19 de noviembre de 2006

Lamento

Existen lugares donde las palabras no pueden llegar. Y tú lo sabes.
Y yo también lo sé.
Y nos duele y nos importa.
¿Por qué entonces estas letras baldías? Por inconformismo tal vez o por... Sí, ¿para qué negarlo? Por cobardía. Allí, en el cajón de los sueños rotos, reposarán tan inocuas como inútiles, engrosando el catálogo de propósitos destruidos por la pereza.
Pereza... Oh, sí, la pereza.
Decía yo cobardía, pero la cobardía entraña todavía demasiada dignidad. El cobarde no deja de ser un infeliz desamparado incapaz de enfrentarse a una realidad seguramente injusta. Suficiente hace con destinar sus exiguas energías a sobrevivir. Se es cobarde por rendición y, en la mayoría de ocasiones, ni le ha sido concedida la oportunidad de rendirse. Al nacer, antes incluso de tener conciencia de su propia existencia, ya se ha rendido, ya está rendido, ya ha sido rendido.
Mucha, demasiada gallardía me arrogaba yo al tildarme de cobarde. Pero no nos engañemos, la que mueve y no mueve mis propósitos es la pereza. ¿Tan insulso es el mundo que prefiero enfrentarlo desde detrás del cristal? Por ahora, desde la pantalla veo la sangre, sí, pero es una sangre que no salpica. El espíritu se resiente, desde luego, y duele; pero, aun así, desde esta ventana hacia el mundo, no es mi sangre la que fluye, no es mi corazón al que destruyen, o eso quiero creer.

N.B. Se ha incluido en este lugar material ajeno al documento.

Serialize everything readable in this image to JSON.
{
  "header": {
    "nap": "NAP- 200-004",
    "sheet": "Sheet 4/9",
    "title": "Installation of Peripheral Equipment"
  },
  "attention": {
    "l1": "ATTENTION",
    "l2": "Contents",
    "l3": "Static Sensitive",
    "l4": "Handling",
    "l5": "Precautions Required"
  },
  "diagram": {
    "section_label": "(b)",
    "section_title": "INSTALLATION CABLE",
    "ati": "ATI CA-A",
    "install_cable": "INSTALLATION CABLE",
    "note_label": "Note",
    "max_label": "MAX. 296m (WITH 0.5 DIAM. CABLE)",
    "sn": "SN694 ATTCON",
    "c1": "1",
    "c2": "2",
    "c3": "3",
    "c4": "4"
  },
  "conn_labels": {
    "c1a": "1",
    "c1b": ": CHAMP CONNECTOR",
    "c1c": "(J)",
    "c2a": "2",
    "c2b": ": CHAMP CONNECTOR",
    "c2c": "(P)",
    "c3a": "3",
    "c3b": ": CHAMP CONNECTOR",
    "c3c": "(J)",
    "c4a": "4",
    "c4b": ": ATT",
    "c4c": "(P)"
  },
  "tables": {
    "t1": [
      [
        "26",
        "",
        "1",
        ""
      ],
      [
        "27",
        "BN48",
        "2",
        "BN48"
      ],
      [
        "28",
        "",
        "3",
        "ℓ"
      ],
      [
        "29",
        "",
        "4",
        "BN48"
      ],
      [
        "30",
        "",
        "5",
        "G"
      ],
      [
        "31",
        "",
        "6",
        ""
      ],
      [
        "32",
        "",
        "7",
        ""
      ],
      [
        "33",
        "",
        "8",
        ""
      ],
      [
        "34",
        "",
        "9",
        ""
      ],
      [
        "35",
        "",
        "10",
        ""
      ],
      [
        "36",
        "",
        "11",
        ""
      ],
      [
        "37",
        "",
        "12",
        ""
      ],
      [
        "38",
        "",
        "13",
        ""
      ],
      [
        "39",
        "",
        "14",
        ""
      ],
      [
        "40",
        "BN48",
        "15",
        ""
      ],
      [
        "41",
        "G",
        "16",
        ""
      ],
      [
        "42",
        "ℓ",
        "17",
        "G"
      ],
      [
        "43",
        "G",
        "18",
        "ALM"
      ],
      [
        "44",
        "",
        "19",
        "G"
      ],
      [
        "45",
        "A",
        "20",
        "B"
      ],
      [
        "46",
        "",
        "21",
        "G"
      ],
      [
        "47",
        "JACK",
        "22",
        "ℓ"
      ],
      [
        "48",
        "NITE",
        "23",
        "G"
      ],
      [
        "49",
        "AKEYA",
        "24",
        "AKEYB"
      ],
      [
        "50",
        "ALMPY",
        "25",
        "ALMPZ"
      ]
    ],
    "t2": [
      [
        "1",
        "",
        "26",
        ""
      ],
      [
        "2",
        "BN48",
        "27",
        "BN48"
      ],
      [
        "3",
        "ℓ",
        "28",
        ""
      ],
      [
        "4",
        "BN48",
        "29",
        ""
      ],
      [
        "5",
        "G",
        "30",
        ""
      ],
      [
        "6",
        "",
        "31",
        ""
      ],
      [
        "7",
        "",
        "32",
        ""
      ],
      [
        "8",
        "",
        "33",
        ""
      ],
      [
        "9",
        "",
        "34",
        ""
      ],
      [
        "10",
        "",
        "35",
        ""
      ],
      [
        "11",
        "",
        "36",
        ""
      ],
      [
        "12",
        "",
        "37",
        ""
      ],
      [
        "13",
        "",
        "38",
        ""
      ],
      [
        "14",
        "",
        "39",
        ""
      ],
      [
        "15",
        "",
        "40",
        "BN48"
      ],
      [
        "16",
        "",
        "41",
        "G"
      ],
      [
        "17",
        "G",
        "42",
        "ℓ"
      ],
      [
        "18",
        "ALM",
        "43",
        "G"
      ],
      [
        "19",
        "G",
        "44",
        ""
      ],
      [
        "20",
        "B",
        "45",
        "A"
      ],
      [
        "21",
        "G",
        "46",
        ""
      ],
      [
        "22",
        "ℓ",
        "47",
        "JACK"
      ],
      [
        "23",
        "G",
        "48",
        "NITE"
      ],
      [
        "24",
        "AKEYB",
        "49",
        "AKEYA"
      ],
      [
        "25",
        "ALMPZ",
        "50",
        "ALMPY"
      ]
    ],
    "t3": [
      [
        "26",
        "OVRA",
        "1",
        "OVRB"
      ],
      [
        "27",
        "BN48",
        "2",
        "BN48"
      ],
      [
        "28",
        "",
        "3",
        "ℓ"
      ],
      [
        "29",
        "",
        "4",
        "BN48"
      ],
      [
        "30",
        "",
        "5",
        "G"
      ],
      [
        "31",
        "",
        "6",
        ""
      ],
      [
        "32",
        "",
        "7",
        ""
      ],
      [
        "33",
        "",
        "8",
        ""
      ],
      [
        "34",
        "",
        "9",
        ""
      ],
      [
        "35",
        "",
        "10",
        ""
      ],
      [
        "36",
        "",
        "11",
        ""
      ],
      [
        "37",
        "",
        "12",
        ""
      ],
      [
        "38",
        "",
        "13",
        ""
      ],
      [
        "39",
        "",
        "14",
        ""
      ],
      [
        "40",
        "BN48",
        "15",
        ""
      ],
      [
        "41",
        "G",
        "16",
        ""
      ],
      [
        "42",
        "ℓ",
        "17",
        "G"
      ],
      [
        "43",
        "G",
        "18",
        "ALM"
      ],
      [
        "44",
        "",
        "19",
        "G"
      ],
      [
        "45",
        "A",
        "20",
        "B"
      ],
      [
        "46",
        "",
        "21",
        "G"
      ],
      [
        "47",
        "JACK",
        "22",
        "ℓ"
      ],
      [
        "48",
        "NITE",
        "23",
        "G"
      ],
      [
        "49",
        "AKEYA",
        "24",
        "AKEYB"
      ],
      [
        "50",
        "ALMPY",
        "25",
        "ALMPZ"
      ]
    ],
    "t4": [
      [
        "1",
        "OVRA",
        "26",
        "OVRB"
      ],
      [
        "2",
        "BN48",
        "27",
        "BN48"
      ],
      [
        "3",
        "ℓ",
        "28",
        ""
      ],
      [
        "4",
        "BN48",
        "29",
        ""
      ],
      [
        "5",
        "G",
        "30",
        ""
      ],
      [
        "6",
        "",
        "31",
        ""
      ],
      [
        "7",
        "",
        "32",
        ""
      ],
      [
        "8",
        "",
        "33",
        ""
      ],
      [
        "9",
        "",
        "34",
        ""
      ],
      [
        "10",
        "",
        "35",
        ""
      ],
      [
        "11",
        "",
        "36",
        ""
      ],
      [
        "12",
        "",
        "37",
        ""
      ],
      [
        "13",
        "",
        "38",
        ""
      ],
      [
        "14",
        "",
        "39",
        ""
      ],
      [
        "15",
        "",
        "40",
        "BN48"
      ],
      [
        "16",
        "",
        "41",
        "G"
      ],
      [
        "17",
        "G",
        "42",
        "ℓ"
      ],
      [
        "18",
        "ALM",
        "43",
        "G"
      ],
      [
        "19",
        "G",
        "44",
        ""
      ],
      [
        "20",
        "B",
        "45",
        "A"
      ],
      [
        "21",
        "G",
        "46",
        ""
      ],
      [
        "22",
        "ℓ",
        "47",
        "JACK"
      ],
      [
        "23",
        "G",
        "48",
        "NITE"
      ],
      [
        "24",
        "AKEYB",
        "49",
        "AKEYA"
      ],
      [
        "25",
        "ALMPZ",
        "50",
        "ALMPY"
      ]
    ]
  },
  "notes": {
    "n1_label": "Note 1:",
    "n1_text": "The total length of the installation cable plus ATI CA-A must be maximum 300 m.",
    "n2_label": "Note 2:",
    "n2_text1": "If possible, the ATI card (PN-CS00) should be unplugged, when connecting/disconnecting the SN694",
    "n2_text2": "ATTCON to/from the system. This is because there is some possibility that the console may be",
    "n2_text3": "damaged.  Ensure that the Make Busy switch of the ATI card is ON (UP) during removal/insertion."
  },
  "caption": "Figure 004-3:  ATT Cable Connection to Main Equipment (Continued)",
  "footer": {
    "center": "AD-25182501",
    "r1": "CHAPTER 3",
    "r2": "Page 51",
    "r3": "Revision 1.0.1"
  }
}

El mundo rezuma odio, pero desde mi guarida me convenzo de que no soy yo al que odian. Y la pereza, aun degradante, me mantiene inmune de la miseria de la humanidad.
Estas palabras no conducen a ninguna parte. No cambiarán nada. No son más que el reflejo de mi propia pereza y de la de, quizá, otros muchos.
Estas palabras son sólo un lamento.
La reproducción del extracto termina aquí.